Esiste ancora chi fa musica per il solo piacere di farla? Sì, ma raramente è famoso. Nel momento in cui entri nel mercato discografico sei preso in un vortice, vieni letteralmente centrifugato e ne esci Shade che canta canzoni da teenager, Fred De Palma re del baccaglio, Jake La Furia Mr reggaeton e Gué Pequeno che a 40 anni canta fiero di portarsi il trap phone a scuola. Ma ce la fate? Chi non si piega a certi giochi di mercato ne esce Ensi che resta fedele a se stesso, ma che finisce sesto in classifica Fimi solo grazie alla spinta di un magazine nato su Instagram. Questi ovviamente sono solo esempi limite, e fatti con artisti veramente dotati, capaci e talentuosi. L’anno scorso c’è stato l’exploit di Young Signorino, la sua Mhhh ha ha ha era davvero figa, una genialata, ne hanno parlato tutti, è stato ospite pure da Chiambretti, poi si è messo a dire qualcosa nelle canzoni e i riflettori su di lui si sono spenti. Cosa serve oggi per avere successo? Assodato che talento, capacità artistiche e successo viaggino su binari opposti, oggi bisogna essere scarsi. Devi dire quattro parole in croce, possibilmente senza senso, magari anche in modo stonato, ma l’importante è che tu sia un personaggio. Se sei un personaggio, se mostri soldi e Rolex su Instagram automaticamente ti si aprono le porte del successo. Chissenefrega se poi è effimero e dura una stagione, intanto ti porti un po’ di soldi a casa e riempi le tasche delle case discografiche. Parliamoci chiaro, BHMG ha fatto un colpo grosso prendendosi la Lamborghini, fa fare più soldi lei di un rapper emergente che sa rappare, scrivere, chiude le rime e udite udite va pure a tempo. È finita l’apoca della gavetta, dei contest, delle gare di freestyle, delle jam, ci si gioca tutto a suon di immagine e followers.
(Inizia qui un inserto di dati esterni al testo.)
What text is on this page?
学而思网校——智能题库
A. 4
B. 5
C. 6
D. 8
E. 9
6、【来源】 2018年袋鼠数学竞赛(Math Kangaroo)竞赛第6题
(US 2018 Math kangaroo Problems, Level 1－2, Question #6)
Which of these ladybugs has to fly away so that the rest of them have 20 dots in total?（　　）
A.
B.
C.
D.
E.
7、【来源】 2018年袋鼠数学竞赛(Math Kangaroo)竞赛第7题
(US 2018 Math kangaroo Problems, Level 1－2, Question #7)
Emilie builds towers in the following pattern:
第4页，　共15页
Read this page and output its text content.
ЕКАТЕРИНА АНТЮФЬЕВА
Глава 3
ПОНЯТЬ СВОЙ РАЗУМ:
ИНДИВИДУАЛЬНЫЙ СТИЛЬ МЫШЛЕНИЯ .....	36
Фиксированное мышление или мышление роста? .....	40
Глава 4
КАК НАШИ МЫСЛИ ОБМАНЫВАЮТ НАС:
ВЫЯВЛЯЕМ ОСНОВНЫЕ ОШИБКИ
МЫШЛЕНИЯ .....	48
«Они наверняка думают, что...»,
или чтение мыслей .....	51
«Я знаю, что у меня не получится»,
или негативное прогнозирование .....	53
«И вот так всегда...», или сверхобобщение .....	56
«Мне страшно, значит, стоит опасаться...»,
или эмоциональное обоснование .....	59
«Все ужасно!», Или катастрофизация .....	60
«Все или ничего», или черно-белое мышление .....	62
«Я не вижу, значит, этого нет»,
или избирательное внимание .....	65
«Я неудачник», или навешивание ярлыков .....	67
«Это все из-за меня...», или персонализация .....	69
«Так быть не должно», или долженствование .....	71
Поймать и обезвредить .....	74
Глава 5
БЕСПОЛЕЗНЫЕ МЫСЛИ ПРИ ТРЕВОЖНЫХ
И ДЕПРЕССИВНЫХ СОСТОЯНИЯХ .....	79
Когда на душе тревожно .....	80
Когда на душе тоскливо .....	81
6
Per avere successo bisogna essere scarsi, crearsi un’immagine forte e soprattutto essere incoscienti. Cazzo ha ragione Drefgold a dire che i testi oggi non sono più importanti, ci ha visto lungo. Chi se lo caga il testo impegnato o conscious? Meglio sentire qualche ehi, ye e vedere due treccine colorate, minimo sforzo massima resa e il gioco è fatto. Tanto esce talmente tanta musica, talmente tanti dischi che potrebbero tranquillamente non uscire, che dopo una settimana ci siamo già dimenticati di quello che è uscito la settimana prima, perché uno dovrebbe sforzarsi a fare musica? Se sei figo e scarso spacchi, se no non vai da nessuna parte, resti in quella via di mezzo con tutti i grandi nomi come Egreen, Ensi, i Cor Veleno, i Colle Der Fomento, e via dicendo che hanno fatto la storia del rap italiano ma non avranno mai i numeri di un Capo Plaza o di un Tony Effe. Allora chi te lo fa fare? Tanto se ti va bene duri una stagione, entri in classifica Fimi perché sei la novità e ne esci la settimana successiva.

Se poi rientri nella stretta cerchia degli artisti cagati dai magazine di settore puoi avere anche una spinta in più, se no ti tocca pagare per un post o una storia con un link che nessuno cliccherà. L’unica magra consolazione è il web dà e toglie con una frequenza ciclica e spesso veloce.